Ecotoxicology and Environmental Safety
Publication Date
DOI: 10.1006/eesa.1997.1521
  • Medicine
  • Pharmacology


Abstract The objective of this study was to determine how closely acute (72-hr) lethal concentration estimates developed from probit analysis compared to the demographic toxicological endpoints, net reproductive rate ( R o ), the intrinsic rate of increase ( r m ), and realized fecundity ( U x ), in terms of predicting effects of pesticides on populations. Lethal and sublethal effects of the insecticide imidacloprid on the arthropod Acyrthosiphon pisumHarris (pea aphid) were determined for populations exposed to foliar-sprayed broad bean Vicia fabaL. (variety Banner). An examination of R o indicated that sublethal effects were occurring that reduced reproduction.

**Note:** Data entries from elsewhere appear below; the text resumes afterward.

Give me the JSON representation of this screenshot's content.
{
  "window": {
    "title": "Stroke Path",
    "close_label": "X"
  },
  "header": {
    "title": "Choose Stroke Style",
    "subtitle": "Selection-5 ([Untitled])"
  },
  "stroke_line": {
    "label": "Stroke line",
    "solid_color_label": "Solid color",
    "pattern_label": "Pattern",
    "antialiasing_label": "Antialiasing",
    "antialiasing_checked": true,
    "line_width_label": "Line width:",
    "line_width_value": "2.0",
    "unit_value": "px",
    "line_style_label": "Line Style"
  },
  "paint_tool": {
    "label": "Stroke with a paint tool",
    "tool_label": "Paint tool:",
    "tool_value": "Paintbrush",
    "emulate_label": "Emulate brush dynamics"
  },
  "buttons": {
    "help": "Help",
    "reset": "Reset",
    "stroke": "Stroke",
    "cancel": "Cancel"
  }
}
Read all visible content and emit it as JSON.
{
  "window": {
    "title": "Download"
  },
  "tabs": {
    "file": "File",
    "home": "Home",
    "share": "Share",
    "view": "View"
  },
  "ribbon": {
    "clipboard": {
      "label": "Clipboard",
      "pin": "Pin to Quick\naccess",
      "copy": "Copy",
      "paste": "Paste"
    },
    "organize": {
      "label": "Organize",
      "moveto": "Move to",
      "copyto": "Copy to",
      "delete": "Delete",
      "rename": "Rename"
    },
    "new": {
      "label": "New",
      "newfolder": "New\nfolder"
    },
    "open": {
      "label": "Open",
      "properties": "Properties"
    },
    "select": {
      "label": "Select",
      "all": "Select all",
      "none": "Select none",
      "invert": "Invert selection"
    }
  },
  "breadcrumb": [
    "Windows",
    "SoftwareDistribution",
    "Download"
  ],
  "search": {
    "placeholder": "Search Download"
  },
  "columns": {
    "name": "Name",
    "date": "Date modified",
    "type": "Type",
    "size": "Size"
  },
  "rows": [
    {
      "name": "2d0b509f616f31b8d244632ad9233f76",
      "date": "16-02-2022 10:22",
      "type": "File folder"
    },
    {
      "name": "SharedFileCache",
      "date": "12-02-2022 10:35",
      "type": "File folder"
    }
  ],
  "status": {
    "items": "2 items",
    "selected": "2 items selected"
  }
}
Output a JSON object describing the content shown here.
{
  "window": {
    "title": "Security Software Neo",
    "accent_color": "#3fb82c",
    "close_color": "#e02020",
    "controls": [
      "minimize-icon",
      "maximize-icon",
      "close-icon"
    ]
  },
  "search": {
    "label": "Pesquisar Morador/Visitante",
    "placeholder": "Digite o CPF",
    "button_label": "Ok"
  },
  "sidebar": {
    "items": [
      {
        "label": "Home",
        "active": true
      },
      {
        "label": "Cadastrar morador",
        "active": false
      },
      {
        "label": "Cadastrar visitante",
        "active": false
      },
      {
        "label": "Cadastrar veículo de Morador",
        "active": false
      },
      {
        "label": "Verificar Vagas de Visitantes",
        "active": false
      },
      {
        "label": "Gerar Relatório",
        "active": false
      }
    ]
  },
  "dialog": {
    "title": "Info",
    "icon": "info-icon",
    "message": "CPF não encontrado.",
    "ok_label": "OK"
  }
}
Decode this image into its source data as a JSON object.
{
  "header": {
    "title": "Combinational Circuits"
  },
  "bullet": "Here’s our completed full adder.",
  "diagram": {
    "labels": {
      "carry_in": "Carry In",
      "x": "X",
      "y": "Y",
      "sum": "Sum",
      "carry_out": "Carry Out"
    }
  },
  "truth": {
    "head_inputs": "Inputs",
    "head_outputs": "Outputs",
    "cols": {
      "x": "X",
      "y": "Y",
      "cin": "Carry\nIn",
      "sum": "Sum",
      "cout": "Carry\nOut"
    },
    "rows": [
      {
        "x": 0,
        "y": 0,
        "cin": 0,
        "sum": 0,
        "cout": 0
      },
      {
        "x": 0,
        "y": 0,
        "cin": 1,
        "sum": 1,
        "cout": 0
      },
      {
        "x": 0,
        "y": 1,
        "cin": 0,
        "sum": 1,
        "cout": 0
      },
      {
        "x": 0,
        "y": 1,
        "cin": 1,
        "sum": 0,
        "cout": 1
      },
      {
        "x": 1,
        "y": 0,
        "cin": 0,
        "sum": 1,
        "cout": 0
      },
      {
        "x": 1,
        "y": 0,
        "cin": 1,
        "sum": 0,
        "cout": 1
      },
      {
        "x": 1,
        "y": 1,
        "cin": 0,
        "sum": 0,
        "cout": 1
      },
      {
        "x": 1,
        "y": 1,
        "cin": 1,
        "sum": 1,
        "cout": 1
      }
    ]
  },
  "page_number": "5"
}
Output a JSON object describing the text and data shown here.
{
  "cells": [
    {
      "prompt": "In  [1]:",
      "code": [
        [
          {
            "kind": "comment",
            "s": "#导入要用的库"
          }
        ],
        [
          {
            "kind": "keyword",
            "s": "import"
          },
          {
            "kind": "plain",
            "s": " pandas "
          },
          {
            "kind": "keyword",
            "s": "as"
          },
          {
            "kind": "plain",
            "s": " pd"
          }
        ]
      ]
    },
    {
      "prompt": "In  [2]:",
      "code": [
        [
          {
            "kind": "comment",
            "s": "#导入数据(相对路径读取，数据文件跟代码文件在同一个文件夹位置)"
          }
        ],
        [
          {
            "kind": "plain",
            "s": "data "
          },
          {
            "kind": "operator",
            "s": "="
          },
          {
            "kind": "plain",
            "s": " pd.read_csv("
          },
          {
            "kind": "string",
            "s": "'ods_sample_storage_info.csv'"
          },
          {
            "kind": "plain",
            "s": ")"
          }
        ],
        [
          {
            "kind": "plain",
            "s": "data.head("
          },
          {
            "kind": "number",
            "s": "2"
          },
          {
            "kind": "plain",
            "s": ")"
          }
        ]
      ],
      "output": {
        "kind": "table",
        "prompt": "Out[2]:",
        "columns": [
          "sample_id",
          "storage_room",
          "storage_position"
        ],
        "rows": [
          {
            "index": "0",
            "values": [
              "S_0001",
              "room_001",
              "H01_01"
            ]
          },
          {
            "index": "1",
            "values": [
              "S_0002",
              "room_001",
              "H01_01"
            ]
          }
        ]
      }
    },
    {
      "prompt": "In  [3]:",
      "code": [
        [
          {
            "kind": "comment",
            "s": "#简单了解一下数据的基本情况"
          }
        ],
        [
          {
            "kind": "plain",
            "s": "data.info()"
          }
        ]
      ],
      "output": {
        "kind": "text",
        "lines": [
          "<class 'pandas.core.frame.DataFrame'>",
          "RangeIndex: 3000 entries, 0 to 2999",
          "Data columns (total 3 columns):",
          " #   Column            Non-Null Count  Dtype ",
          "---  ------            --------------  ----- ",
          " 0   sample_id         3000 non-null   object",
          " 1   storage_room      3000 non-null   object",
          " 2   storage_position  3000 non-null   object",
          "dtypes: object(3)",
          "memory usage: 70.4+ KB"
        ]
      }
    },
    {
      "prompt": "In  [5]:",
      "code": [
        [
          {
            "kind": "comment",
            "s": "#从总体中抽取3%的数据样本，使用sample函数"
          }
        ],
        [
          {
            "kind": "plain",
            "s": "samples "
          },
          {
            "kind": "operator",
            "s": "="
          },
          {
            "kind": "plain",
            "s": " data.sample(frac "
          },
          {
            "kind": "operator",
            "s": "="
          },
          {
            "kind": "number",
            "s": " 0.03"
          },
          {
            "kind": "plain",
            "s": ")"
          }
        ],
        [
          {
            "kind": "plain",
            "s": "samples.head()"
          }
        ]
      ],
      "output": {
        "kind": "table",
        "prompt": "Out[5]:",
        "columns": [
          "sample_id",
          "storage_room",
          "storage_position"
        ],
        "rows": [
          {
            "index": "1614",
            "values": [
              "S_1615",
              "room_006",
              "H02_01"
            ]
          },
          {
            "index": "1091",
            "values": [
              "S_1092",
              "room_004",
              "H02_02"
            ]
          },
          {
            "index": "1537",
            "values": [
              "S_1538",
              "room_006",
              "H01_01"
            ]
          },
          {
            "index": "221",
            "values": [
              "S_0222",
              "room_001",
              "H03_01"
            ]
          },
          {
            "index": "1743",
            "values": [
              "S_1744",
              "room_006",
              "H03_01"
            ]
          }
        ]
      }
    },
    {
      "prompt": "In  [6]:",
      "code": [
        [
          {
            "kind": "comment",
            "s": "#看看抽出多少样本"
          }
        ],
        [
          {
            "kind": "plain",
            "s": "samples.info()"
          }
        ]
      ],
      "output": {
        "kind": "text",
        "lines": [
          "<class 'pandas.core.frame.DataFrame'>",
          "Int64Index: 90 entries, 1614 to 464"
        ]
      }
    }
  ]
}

However, by looking at the mean number of offspring produced per surviving female and U x , it was determined that the reduction in R o was entirely due to acute mortality and a reduction in life span. Also, exposure to increasing concentrations of imidacloprid did not cause a shift in either the day of initial reproduction or the day of peak reproduction. Therefore, this pesticide caused no sublethal effects on reproduction and, as such, a lethal concentration estimate should have been a good predictor of effect at the population level. However, the 72-hr lethal concentration estimate was not a good predictor of effect of this pesticide on population growth. Populations exposed to the 72-hr LC 60were able to maintain rates of population increase ( r m = 0.224) similar to those of the control ( r m = 0.295). The data indicate that the reason for the discrepancy between acute lethal concentration estimates and population growth was that surviving individuals were able to sustain heightened rates of reproduction following acute exposure to imidacloprid. The ability of surviving individuals to maintain these high reproductive rates allowed them to compensate for losses and act as reservoirs for future reproduction. It is not possible, using acute mortality estimates alone, to predict this “reservoir effect,” and therefore not possible to predict how a population's growth rate will respond or change based on this endpoint. Thus this would suggest that the assessment of a xenobiotic based solely on acute mortality estimates will lead to flawed conclusions about a population's exposure response.